Danny (Ryan Gosling) wanders in and out of scary fascist meetings taking place in living rooms, neo-Nazi summer camps where he learns to shoot the heads off wooden cut-outs of Jewish children, and the bedroom of an unaccountably sick young girl named Carla Moebius (Summer Phoenix). Carla is one of the film's weaker points. She likes to learn Hebrew, have sex with a guy she calls her "dad" and randomly bite Danny in the middle of their conversations. Her purpose in the film seems driven only by her increasingly voracious desire to become Jewish, which is itself difficult to explain.
This leads to the film's larger weakness. While its study of Danny's internal schism is very often thoughtful in that it
questions concepts of social behavior and the psychological origins of faith, "The Believer" gets tangled up in a too-often bizarre plot.

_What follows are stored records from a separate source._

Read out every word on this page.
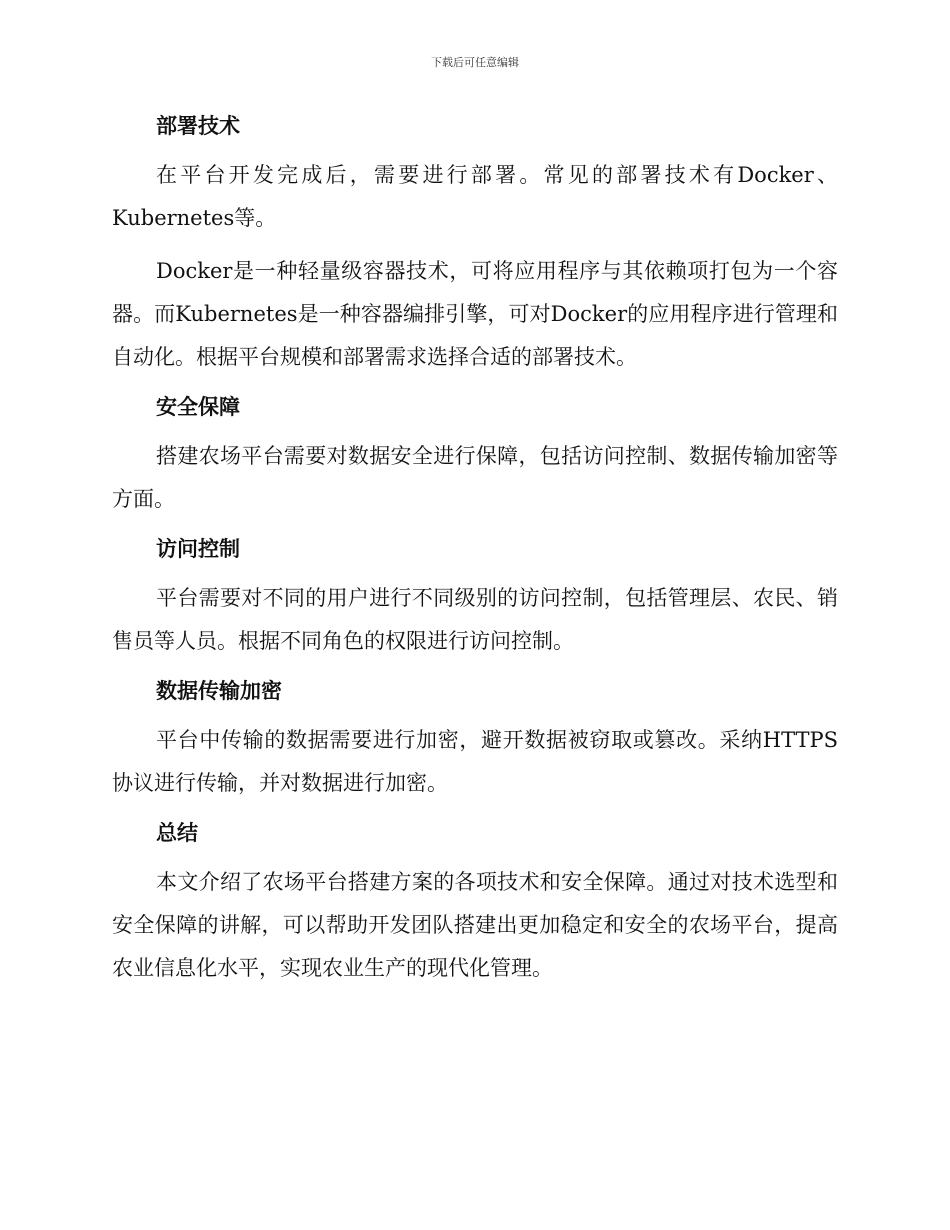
下载后可任意编辑
部署技术

在平台开发完成后，需要进行部署。常见的部署技术有Docker、Kubernetes等。

Docker是一种轻量级容器技术，可将应用程序与其依赖项打包为一个容器。而Kubernetes是一种容器编排引擎，可对Docker的应用程序进行管理和自动化。根据平台规模和部署需求选择合适的部署技术。

安全保障

搭建农场平台需要对数据安全进行保障，包括访问控制、数据传输加密等方面。

访问控制

平台需要对不同的用户进行不同级别的访问控制，包括管理层、农民、销售员等人员。根据不同角色的权限进行访问控制。

数据传输加密

平台中传输的数据需要进行加密，避开数据被窃取或篡改。采纳HTTPS协议进行传输，并对数据进行加密。

总结

本文介绍了农场平台搭建方案的各项技术和安全保障。通过对技术选型和安全保障的讲解，可以帮助开发团队搭建出更加稳定和安全的农场平台，提高农业信息化水平，实现农业生产的现代化管理。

There's plenty to work with, given the character and the unusual circumstances in which he finds himself, so one has to wonder why Bean needs characters like Carla. By the time the film approaches its climax, Carla has gone off the deep end, Danny's Nazi pals are carrying out hits on Jewish congressmen, and one of his childhood friends from Hebrew school has uncovered an ambiguously dangerous journalistic conspiracy that has infiltrated every aspect of his life. The result is that the film has two sides ÷ an interesting one and a lame, confusing one. On the one hand, dealing with the contradictions within a deeply disturbed Nazi Jew leads to a discussion of the Jewish faith and what it means to question religion. While it's difficult on the first viewing to follow this complex dialectic, the rhetoric seems authentic enough, and one gets the sense there's a lot to be learned, or at least thought about, from this film.
On the other hand, the film's plot gets in its way. The scenes are often too surreal or just generally confusing, and the thought process gets convoluted. It begins to look as if the concept of Danny's conflicted mind is only being viewed from different angles, not deepened.
But for the most part, "The Believer" comes out ahead. It's not so hard to follow that it loses the audience completely, and its moments of weakness provide non-fatal, even welcome comic relief. As freaked out as we might be, it's got us thinking.